[Met Performance] CID:124820



Aida
Metropolitan Opera House, Mon, January 23, 1939









Review 1:

Review of Oscar Thompson in the New York Sun

Pandemonium among the standees behind the brass rail attended the return of Beniamino Gigli to the Metropolitan Opera last night after an absence of seven seasons. There was plenty of enthusiasm elsewhere in the audience chamber, but of a less hysterical kind. A poll of the Monday night subscribers might have yielded a considerable variety of opinion as to whether all this show of excitement was justified by the essential qualities of the performance. There might even have been a certain cynicism about the nature of the more violent handicapping and the accompanying shouts of ''bravo." It is quite enough, however, to accept the testimony of the ears and record for the tenor a triumphant re-entry.

Mr. Gigli's reappearance on the stage, where he had been a favorite for twelve years, from December, 1920, to the spring of 1932 was made as Radames in Verdi's "Aida," a role he had never sung at the Metropolitan and a fairly recent addition to his repertory. His chief companions in last night's cast were Elisabeth Rethberg, Bruna Castagna, Carlo Tagliabue, Nicolo Moscona and Norman Cordon, all familiar in the parts entrusted to them. The tenor prodigal aside, this was a standardized rather than a brilliant cast. Ettore Panizza conducted and shared with the singers the bows before the curtain. The tenor sang with much fervor and there was evident on the part of his associates a desire to match him in the spirit of the representation. But once the hammer-and-tongs intensity of the performance is conceded-the ensembles in particular having more than their everyday dramatic impact -there are to be faced a multitude of issues having to do with the vocal artistry of this performance.

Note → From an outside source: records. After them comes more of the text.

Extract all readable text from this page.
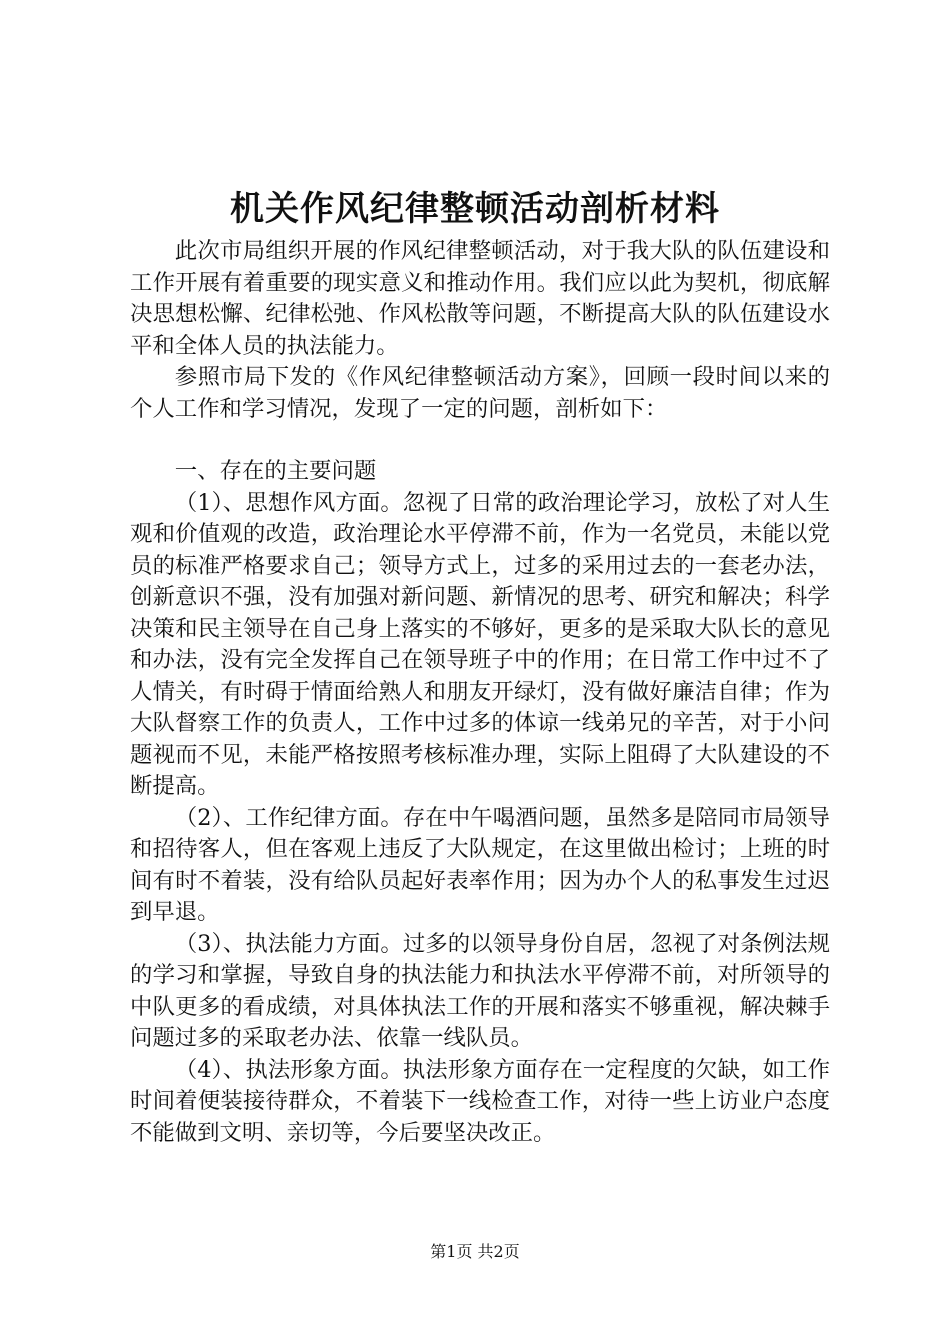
机关作风纪律整顿活动剖析材料

此次市局组织开展的作风纪律整顿活动，对于我大队的队伍建设和工作开展有着重要的现实意义和推动作用。我们应以此为契机，彻底解决思想松懈、纪律松弛、作风松散等问题，不断提高大队的队伍建设水平和全体人员的执法能力。

参照市局下发的《作风纪律整顿活动方案》，回顾一段时间以来的个人工作和学习情况，发现了一定的问题，剖析如下：

一、存在的主要问题

（1）、思想作风方面。忽视了日常的政治理论学习，放松了对人生观和价值观的改造，政治理论水平停滞不前，作为一名党员，未能以党员的标准严格要求自己；领导方式上，过多的采用过去的一套老办法，创新意识不强，没有加强对新问题、新情况的思考、研究和解决；科学决策和民主领导在自己身上落实的不够好，更多的是采取大队长的意见和办法，没有完全发挥自己在领导班子中的作用；在日常工作中过不了人情关，有时碍于情面给熟人和朋友开绿灯，没有做好廉洁自律；作为大队督察工作的负责人，工作中过多的体谅一线弟兄的辛苦，对于小问题视而不见，未能严格按照考核标准办理，实际上阻碍了大队建设的不断提高。

（2）、工作纪律方面。存在中午喝酒问题，虽然多是陪同市局领导和招待客人，但在客观上违反了大队规定，在这里做出检讨；上班的时间有时不着装，没有给队员起好表率作用；因为办个人的私事发生过迟到早退。

（3）、执法能力方面。过多的以领导身份自居，忽视了对条例法规的学习和掌握，导致自身的执法能力和执法水平停滞不前，对所领导的中队更多的看成绩，对具体执法工作的开展和落实不够重视，解决棘手问题过多的采取老办法、依靠一线队员。

（4）、执法形象方面。执法形象方面存在一定程度的欠缺，如工作时间着便装接待群众，不着装下一线检查工作，对待一些上访业户态度不能做到文明、亲切等，今后要坚决改正。

第1页 共2页
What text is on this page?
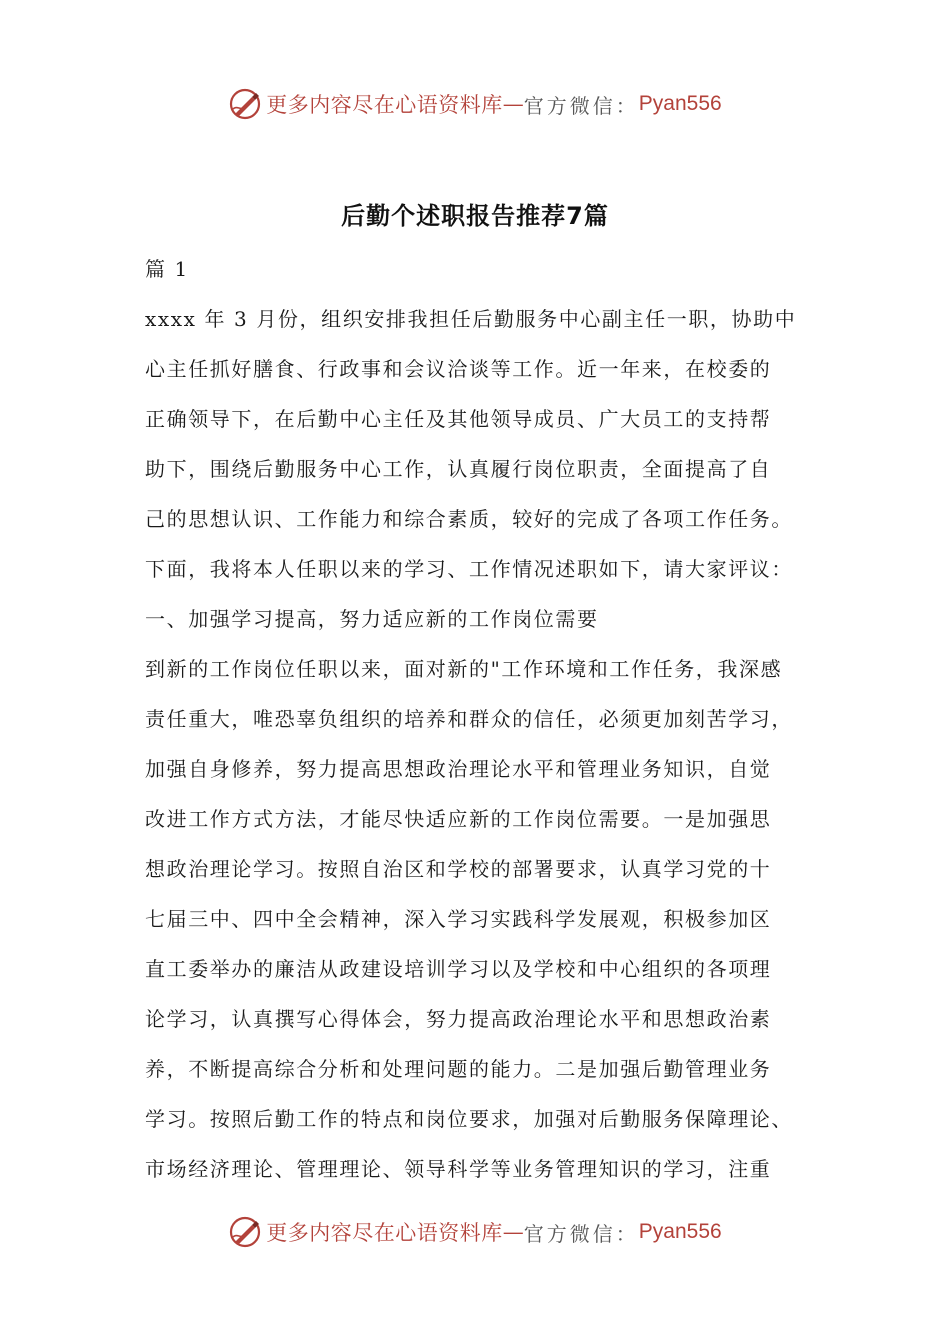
更多内容尽在心语资料库 — 官方微信： Pyan556
后勤个述职报告推荐7篇
篇 1
xxxx 年 3 月份，组织安排我担任后勤服务中心副主任一职，协助中
心主任抓好膳食、行政事和会议洽谈等工作。近一年来，在校委的
正确领导下，在后勤中心主任及其他领导成员、广大员工的支持帮
助下，围绕后勤服务中心工作，认真履行岗位职责，全面提高了自
己的思想认识、工作能力和综合素质，较好的完成了各项工作任务。
下面，我将本人任职以来的学习、工作情况述职如下，请大家评议：
一、加强学习提高，努力适应新的工作岗位需要
到新的工作岗位任职以来，面对新的"工作环境和工作任务，我深感
责任重大，唯恐辜负组织的培养和群众的信任，必须更加刻苦学习，
加强自身修养，努力提高思想政治理论水平和管理业务知识，自觉
改进工作方式方法，才能尽快适应新的工作岗位需要。一是加强思
想政治理论学习。按照自治区和学校的部署要求，认真学习党的十
七届三中、四中全会精神，深入学习实践科学发展观，积极参加区
直工委举办的廉洁从政建设培训学习以及学校和中心组织的各项理
论学习，认真撰写心得体会，努力提高政治理论水平和思想政治素
养，不断提高综合分析和处理问题的能力。二是加强后勤管理业务
学习。按照后勤工作的特点和岗位要求，加强对后勤服务保障理论、
市场经济理论、管理理论、领导科学等业务管理知识的学习，注重
更多内容尽在心语资料库 — 官方微信： Pyan556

It must be said frankly that Mr. Gigli's is not a Radames voice. It remains the voice for "Una Furtiva Lagrima" rather than for "Celeste Aida." The singer began last night's performance by pumping and pounding out the notes of that air and he pumped and pounded through much of the evening thereafter. There were some seductive phrases in the Nile scene and again in the duet with Amneris in the last act. But it was only occasionally that his hard-driven heroics permitted the true and treasured quality of the voice to be heard. Mr. Gigli's is basically an exceptionally good production. Yet his singing was characterized by almost every vice of style that can be charged against an artist-he scooped, he sobbed, he aspirated syllables and resorted to the glottis stroke in his attacks. He treated sundry legato phrases as if they were successions of small explosions and in his effort to enlarge his limited top notes he sang them so "open" that they resembled shouts.

Voice of Lyric Beauty.

Yet in spite of the punishment to which the voice was subjected, much of its beauty remained. There are few such voices, the reason for conserving the lyric charm of this one.

Both Mme. Rethberg and Mme. Castagna had difficulties with the pitch. The usually dependable contralto clearly was out of her vocal stride. Still, at considerably less than her best, she contributed a liberal share of the opera's best singing. Of the soprano, it can be said that she recalled other days and other Aidas at moments in the Nile scene and again in the final duet in the tomb. The Amonasro of Mr. Tagliabue recalled nothing in particular, but in the Gilbertian sense did it very well.

Some of the costuming suggested that Verdi's collaborators had been up to their old trick of mixing the babies. Aida at her first entrance could have passed for Azucena in any opera house in the world.